Sinds de acceptatie van het christendom zijn kloosters het centrum van het intellectuele leven in Europa geworden. Onder de verschillende takken van de monastieke economie, vooral in grote abdijen, waren er speciale werkplaatsen, "scriptoria", waar boeken werden gekopieerd en versierd, zowel voor kerkelijke behoeften als voor onderwijs. In de vroege periode van de Middeleeuwen waren vooral de evangeliën, de leer van de kerkvaders en liturgische boeken (lectionaria, sacramentaria) gangbaar. Bij uitzondering kwamen seculiere manuscripten, wetgevende documenten, kronieken en grammatica's uit dezelfde werkplaatsen.

In de kunst van verschillende stammen en volkeren van West-Europa in de 5e - 8e eeuw. er waren veel overeenkomsten. Niettemin lieten echo's van oude artistieke tradities en bouwvaardigheden (de kunst van de Ostrogoten en Longobarden) zich op het grondgebied van het oude Italië relatief sterker voelen. Het element van "barbaarse" volksversieringskunst ontwikkelde zich vooral helder in gebieden die geen deel uitmaakten van het West-Romeinse rijk (Scandinavië, Ierland) of bijna onaangetast door romanisering (Engeland).
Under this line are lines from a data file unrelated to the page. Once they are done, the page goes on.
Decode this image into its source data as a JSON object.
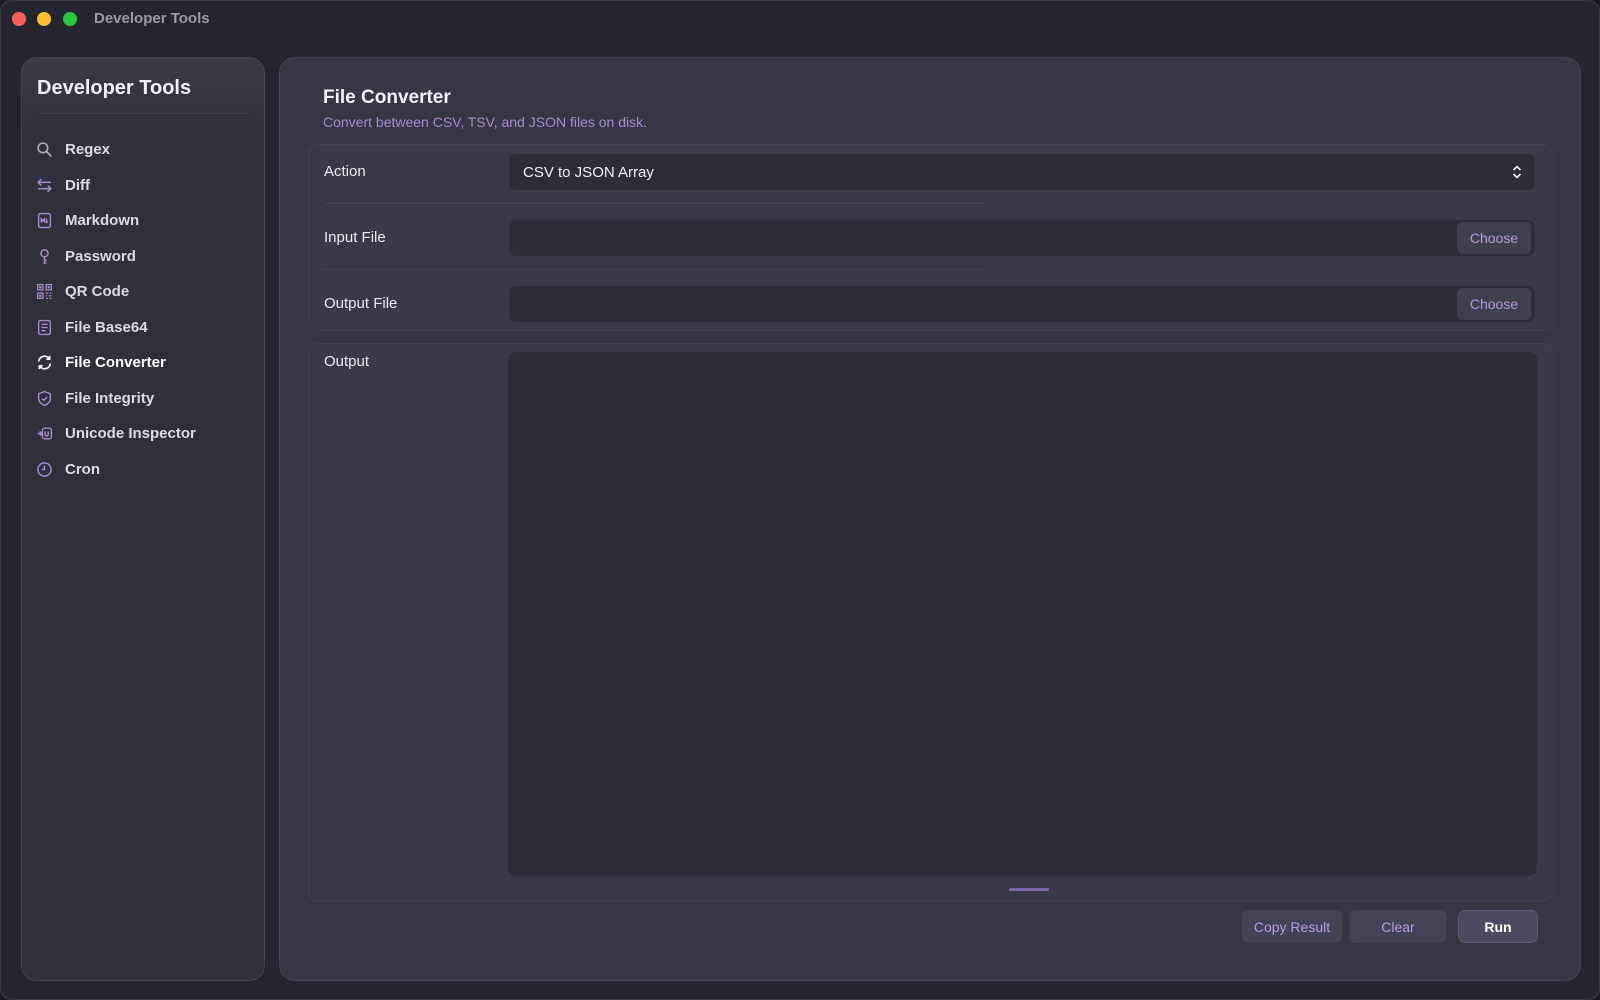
{
  "window": {
    "title": "Developer Tools"
  },
  "sidebar": {
    "title": "Developer Tools",
    "items": [
      {
        "label": "Regex",
        "icon": "search-icon"
      },
      {
        "label": "Diff",
        "icon": "arrows-swap-icon"
      },
      {
        "label": "Markdown",
        "icon": "markdown-doc-icon"
      },
      {
        "label": "Password",
        "icon": "key-icon"
      },
      {
        "label": "QR Code",
        "icon": "qr-code-icon"
      },
      {
        "label": "File Base64",
        "icon": "document-icon"
      },
      {
        "label": "File Converter",
        "icon": "refresh-icon",
        "active": true
      },
      {
        "label": "File Integrity",
        "icon": "shield-check-icon"
      },
      {
        "label": "Unicode Inspector",
        "icon": "unicode-icon"
      },
      {
        "label": "Cron",
        "icon": "clock-icon"
      }
    ]
  },
  "main": {
    "title": "File Converter",
    "subtitle": "Convert between CSV, TSV, and JSON files on disk.",
    "action_label": "Action",
    "action_value": "CSV to JSON Array",
    "input_file_label": "Input File",
    "input_file_value": "",
    "output_file_label": "Output File",
    "output_file_value": "",
    "choose_label": "Choose",
    "output_label": "Output",
    "output_value": "",
    "buttons": {
      "copy_result": "Copy Result",
      "clear": "Clear",
      "run": "Run"
    }
  },
  "colors": {
    "accent": "#a98cd6",
    "button_text": "#b79be4",
    "background": "#25252f"
  }
}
Een speciale plaats behoort tot de kunst van de Franken, waarin de volkskunst van de "barbaarse" stammen op een eigenaardige manier verweven was met enkele tradities van de oude artistieke cultuur. Het is geen toeval dat het de Franken waren in de 9e - 10e eeuw. vormden de kern van het rijk van Karel de Grote.